Si en los ochenta la dirigencia política veneciana no hubiera comenzado a desviar recursos de la educación superior y de la innovación, a estas alturas Venecia podría ser una especie de Cambridge del Adriático. Pero se pensó que el turismo era una vía mucho más rápida al crecimiento. De modo que, con la ayuda del Gobierno, hubo un firme aumento de la cantidad de visitantes: en 2017, la ciudad (de 260.000 habitantes) recibió a más de 36 millones de turistas extranjeros.

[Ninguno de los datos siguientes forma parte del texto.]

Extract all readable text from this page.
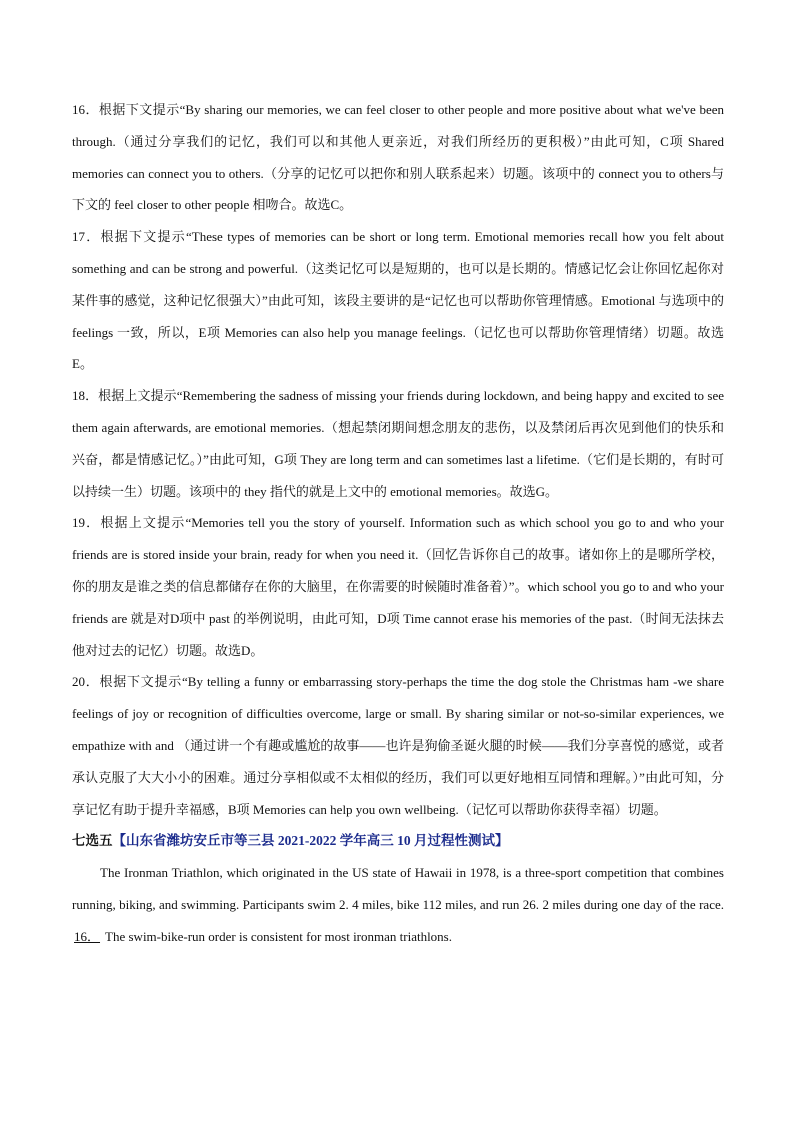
16．根据下文提示“By sharing our memories, we can feel closer to other people and more positive about what we've been through.（通过分享我们的记忆，我们可以和其他人更亲近，对我们所经历的更积极）”由此可知，C项 Shared memories can connect you to others.（分享的记忆可以把你和别人联系起来）切题。该项中的 connect you to others与下文的 feel closer to other people 相吻合。故选C。

17．根据下文提示“These types of memories can be short or long term. Emotional memories recall how you felt about something and can be strong and powerful.（这类记忆可以是短期的，也可以是长期的。情感记忆会让你回忆起你对某件事的感觉，这种记忆很强大）”由此可知，该段主要讲的是“记忆也可以帮助你管理情感。Emotional 与选项中的 feelings 一致，所以，E项 Memories can also help you manage feelings.（记忆也可以帮助你管理情绪）切题。故选E。

18．根据上文提示“Remembering the sadness of missing your friends during lockdown, and being happy and excited to see them again afterwards, are emotional memories.（想起禁闭期间想念朋友的悲伤，以及禁闭后再次见到他们的快乐和兴奋，都是情感记忆。）”由此可知，G项 They are long term and can sometimes last a lifetime.（它们是长期的，有时可以持续一生）切题。该项中的 they 指代的就是上文中的 emotional memories。故选G。

19．根据上文提示“Memories tell you the story of yourself. Information such as which school you go to and who your friends are is stored inside your brain, ready for when you need it.（回忆告诉你自己的故事。诸如你上的是哪所学校，你的朋友是谁之类的信息都储存在你的大脑里，在你需要的时候随时准备着）”。which school you go to and who your friends are 就是对D项中 past 的举例说明，由此可知，D项 Time cannot erase his memories of the past.（时间无法抹去他对过去的记忆）切题。故选D。

20．根据下文提示“By telling a funny or embarrassing story-perhaps the time the dog stole the Christmas ham -we share feelings of joy or recognition of difficulties overcome, large or small. By sharing similar or not-so-similar experiences, we empathize with and （通过讲一个有趣或尴尬的故事——也许是狗偷圣诞火腿的时候——我们分享喜悦的感觉，或者承认克服了大大小小的困难。通过分享相似或不太相似的经历，我们可以更好地相互同情和理解。）”由此可知，分享记忆有助于提升幸福感，B项 Memories can help you own wellbeing.（记忆可以帮助你获得幸福）切题。

七选五【山东省潍坊安丘市等三县 2021-2022 学年高三 10 月过程性测试】

The Ironman Triathlon, which originated in the US state of Hawaii in 1978, is a three-sport competition that combines running, biking, and swimming. Participants swim 2. 4 miles, bike 112 miles, and run 26. 2 miles during one day of the race. 16． The swim-bike-run order is consistent for most ironman triathlons.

La huida de los venecianos ante la invasión provocó un deterioro de la sociedad civil, y la ciudad se hundió en el letargo político. La dirigencia municipal prefiere quejarse por las falencias de la ciudad, en vez de tomar medidas eficaces para resolverlas. Y el Gobierno nacional italiano se abstuvo sistemáticamente de usar su autoridad en la ciudad en forma constructiva. Estas tendencias contribuyeron a la inadecuada vigilancia medioambiental que dejó a la urbs tan expuesta.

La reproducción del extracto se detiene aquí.